Note the reference to a “data collection app,” a tool of another sworn enemy of conservative America, Big Tech.
Which brings us to the lawsuit Dhillon filed against Google last October on behalf of her potential future employer, the RNC. The lawsuit, filed weeks before the California recall election, alleges that the Mountain View company sent millions of RNC fundraising and organizing emails to users’ spam folders “because of the RNC’s political affiliation and views.”
Dhillon’s legal work appeals to conservatives, who loathe what they call performative political correctness — and progressives, who see it as a struggle to advance equality and multiculturalism. In October, she represented the descendants of law school founder Serranus Hastings, formerly UC Hastings. They challenged the state’s decision to rename the school the UC San Francisco School of Law because the founders sponsored the massacre of Indigenous peoples.
“Despite the Academy’s success as the state’s first public law school and its long history of educating lawyers and encouraging public service, modern day cancel-culturalists have set their sights on the Academy’s name,” the lawsuit says.
Defending the school’s founder, Dhillon said, “Hastings was a civil rights leader in his day.” She tore up “a smear effort orchestrated by politicians for their own purposes.”
The case hits all the happy spots in the Republican Party.

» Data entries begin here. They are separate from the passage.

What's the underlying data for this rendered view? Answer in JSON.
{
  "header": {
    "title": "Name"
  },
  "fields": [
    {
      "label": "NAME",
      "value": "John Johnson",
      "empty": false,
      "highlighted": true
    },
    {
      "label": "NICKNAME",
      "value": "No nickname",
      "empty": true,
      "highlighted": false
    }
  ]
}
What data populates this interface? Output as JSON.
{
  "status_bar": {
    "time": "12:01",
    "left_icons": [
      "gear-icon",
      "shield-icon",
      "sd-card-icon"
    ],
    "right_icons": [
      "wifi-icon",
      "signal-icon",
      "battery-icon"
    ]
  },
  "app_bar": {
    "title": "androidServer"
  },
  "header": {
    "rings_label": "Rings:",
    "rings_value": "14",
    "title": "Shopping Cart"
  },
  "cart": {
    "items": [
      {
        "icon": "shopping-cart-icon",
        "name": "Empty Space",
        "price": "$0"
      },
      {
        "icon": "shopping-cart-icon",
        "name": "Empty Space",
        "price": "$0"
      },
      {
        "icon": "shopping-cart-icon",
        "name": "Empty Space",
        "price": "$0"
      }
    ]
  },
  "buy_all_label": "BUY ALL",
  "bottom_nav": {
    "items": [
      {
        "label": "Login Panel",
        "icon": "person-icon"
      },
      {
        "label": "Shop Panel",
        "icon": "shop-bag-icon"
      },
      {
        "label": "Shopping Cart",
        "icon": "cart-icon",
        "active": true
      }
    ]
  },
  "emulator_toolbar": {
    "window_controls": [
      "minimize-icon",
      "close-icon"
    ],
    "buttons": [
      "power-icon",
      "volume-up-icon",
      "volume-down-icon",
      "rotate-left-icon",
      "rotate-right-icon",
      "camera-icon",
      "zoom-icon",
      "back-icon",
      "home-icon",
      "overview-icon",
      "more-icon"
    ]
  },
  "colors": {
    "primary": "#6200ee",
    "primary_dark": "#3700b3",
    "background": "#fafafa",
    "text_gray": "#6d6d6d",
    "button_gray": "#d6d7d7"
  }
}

It called for “woke” attitudes and name-checked “cancel culture”. It allowed Dhillon to denounce “sloppy and poor legislation in this state.”
If Dhillon becomes RNC chairman, she may continue her legal battle.On Wednesday, during the debate between the candidates — in which Trump fundraiser Caroline Wren replaced Dhillon, who did not attend — Wren said Dhillon wants to work Lawyers focus full-time on election work. “Why don’t we go to (mostly Republican) districts to sue and get automatic registration? Put a drop box at every Cabela’s.”